Unfortunately, Fanny’s early death ended any chance that mother and son could truly become reconciled.  She would not see Brice come into his own as a man with his own ‘power’. Never would he receive her due regard for him as a person in his own right.

But what if his mother had lived another fifteen years until she reached seventy-five—what would she have seen? How might their relationship have changed?

She would have experienced her son as an engaged father—a ‘parenting style’ so unlike her own, but so similar to his mentor’s parenting and of his mentorship of Brice.  She would have seen Brice and his son’s positive, intimate, loving relationship.  What would she have thought of her son, the parent?

Brice and son, John, Lake Annecy, France, Brice's sabbatical to study frescos, 1958.

She would have also seen her son become a revered and sought-after UCLA professor of art, who helped lead its art department to national and international recognition, a man so very different than his fraudster father.
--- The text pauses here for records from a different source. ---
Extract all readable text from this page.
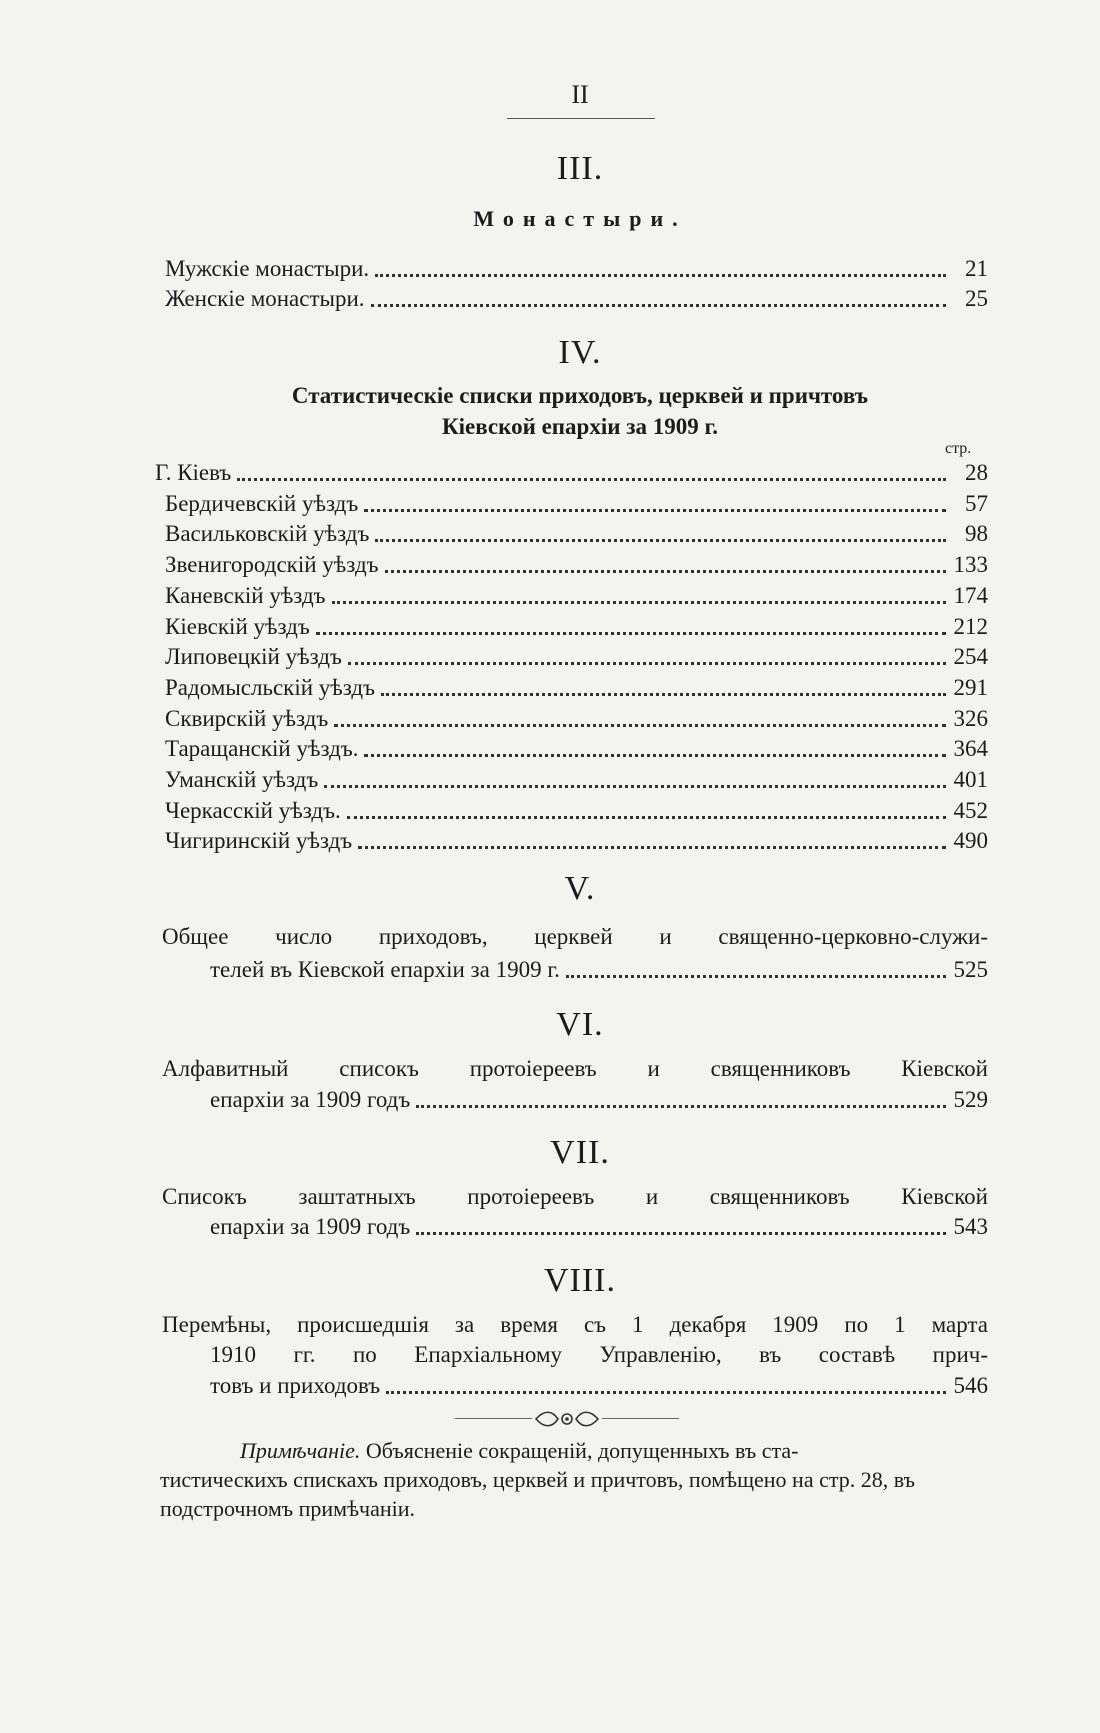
II
III.
Монастыри.
Мужскіе монастыри.	21
Женскіе монастыри.	25
IV.
Статистическіе списки приходовъ, церквей и причтовъ
Кіевской епархіи за 1909 г.
стр.
Г. Кіевъ	28
Бердичевскій уѣздъ	57
Васильковскій уѣздъ	98
Звенигородскій уѣздъ	133
Каневскій уѣздъ	174
Кіевскій уѣздъ	212
Липовецкій уѣздъ	254
Радомысльскій уѣздъ	291
Сквирскій уѣздъ	326
Таращанскій уѣздъ.	364
Уманскій уѣздъ	401
Черкасскій уѣздъ.	452
Чигиринскій уѣздъ	490
V.
Общее число приходовъ, церквей и священно-церковно-служи-
телей въ Кіевской епархіи за 1909 г.	525
VI.
Алфавитный списокъ протоіереевъ и священниковъ Кіевской
епархіи за 1909 годъ	529
VII.
Списокъ заштатныхъ протоіереевъ и священниковъ Кіевской
епархіи за 1909 годъ	543
VIII.
Перемѣны, происшедшія за время съ 1 декабря 1909 по 1 марта
1910 гг. по Епархіальному Управленію, въ составѣ прич-
товъ и приходовъ	546
Примѣчаніе. Объясненіе сокращеній, допущенныхъ въ ста-
тистическихъ спискахъ приходовъ, церквей и причтовъ, помѣщено на стр. 28, въ подстрочномъ примѣчаніи.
Royce Hall, UCLA, Los Angeles, California

And she would have seen her son’s works collected by America’s most prestigious museums as well as his representation by important gallerists who also showed artists such as Francis Bacon, Louise Bourgeois, Georges Braque, Alexander Calder, Richard Diebenkorn, Mark di Suvero, Helen Frankenthaler, Alberto Giacometti, Joe Goode, David Hockney, Edward and Nancy Kienholz, R. B. Kitaj, Gustav Klimt, Lee Krasner, Gaston Lachaise, Henri Matisse, Joan Miro, Henry Moore, Ed Moses, Alice Neel, Barnett Newman, Kenneth Noland, Jules Olitski, Pablo Picasso, Ken Price, Man Ray, Egon Schiele, Cy Twombly, and Peter Voulkos amongst others.

But his mother died too soon. Never would the power dynamic between Brice and his formidable mother become leavened.

Joe Hirshhorn and Brice at the Perls Gallery, Beverly Hills. Mr. Hirshhorn purchased 73 Brice paintings and works on paper in 1957. The works are part of the Smithsonian Hirshhorn Museum, Washington D.C. collection.

HE CAN RUN, BUT HE CAN’T HIDE – DEMONS ARE FOREVER

Despite Brice’s successes, the blessings of his birth, and no matter how he reached for his better angels, the effects of his parents’ personalities and his childhood abandonment became internalized.  At his core, he experienced a black hole, a frightening void of inner emptiness that occasionally plunged him into despair, self-loathing, and intense confusion.  At these times, he became dangerously desperate to fill this emptiness by any means possible.

No matter how hard Brice tried to outrun his demons, they periodically erupted from his depths to wreak havoc on his personal life and threaten his career.

Thus, Brice did not conquer his demons.  Instead, he used them to gain vital insights, which became the wellspring of his teaching and of his art.

However, in his concluding years, Brice seemed to come to terms with them; to accept the paradoxes of his life.

In fact, his last works appear to move from a conflict of opposites towards a synthesis of dualities, and so into investigations of yet deeper truths.

What emerges when one compares Brice’s concluding works to his early ones is the picture of a significant and intriguing artistic journey, one that reflects Brice’s fascinating journey in life.

Brice, age four or five, already 'lost' in the activity of drawing, ca. 1925
53 years later, Brice seen referring to a sketched notation for the large painting in progress behind him, Untitled, 1978 (WB78-0046), Brice's Van Nuys warehouse studio, 1978.